In 2011 Mengniu Dairy stated that moldy cattle feed led to excessive toxin levels in its milk.

== Mengniu Arla==
In 2006, China Mengniu Co. Ltd teamed up with Arla Foods, the largest producer of dairy products in Scandinavia, to produce and distribute solid milk products in China, including Hong Kong and Macau. The Chinese dairy products maker said it would hold 50 percent of the venture, while Arla Foods would own 48 percent.

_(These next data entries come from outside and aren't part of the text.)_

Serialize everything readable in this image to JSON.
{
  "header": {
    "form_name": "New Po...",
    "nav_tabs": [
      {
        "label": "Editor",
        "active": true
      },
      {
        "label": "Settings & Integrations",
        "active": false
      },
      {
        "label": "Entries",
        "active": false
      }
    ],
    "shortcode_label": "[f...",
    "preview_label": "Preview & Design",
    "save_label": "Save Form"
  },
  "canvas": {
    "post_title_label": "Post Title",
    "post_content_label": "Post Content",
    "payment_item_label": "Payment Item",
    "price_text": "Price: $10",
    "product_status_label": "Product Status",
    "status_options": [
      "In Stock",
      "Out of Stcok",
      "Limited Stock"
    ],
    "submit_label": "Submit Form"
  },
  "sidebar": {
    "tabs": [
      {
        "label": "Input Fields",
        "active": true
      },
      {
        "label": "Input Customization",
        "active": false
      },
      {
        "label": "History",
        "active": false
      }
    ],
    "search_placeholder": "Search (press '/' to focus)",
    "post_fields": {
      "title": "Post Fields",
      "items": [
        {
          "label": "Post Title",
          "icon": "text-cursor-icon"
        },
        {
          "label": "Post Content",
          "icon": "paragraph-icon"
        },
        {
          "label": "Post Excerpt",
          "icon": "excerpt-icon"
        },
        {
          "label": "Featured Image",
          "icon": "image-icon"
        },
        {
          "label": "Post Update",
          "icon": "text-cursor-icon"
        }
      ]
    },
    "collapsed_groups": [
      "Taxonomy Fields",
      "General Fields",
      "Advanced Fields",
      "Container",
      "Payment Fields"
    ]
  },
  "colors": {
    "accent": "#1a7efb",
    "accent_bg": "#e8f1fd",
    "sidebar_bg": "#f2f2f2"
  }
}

The joint venture company was named Mengniu Arla.

After the company's products tested positive for melamine, CEO Peder Tuborgh, Arla Foods, said: "The situation is extremely distressing for all the families who need milk of the highest quality to feed their children. It is extremely important that we get to the bottom of the problem so that consumers' safety can be guaranteed and confidence in the Chinese dairy industry maintained, together with Mengniu and the authorities, we're doing everything we can to safeguard quality."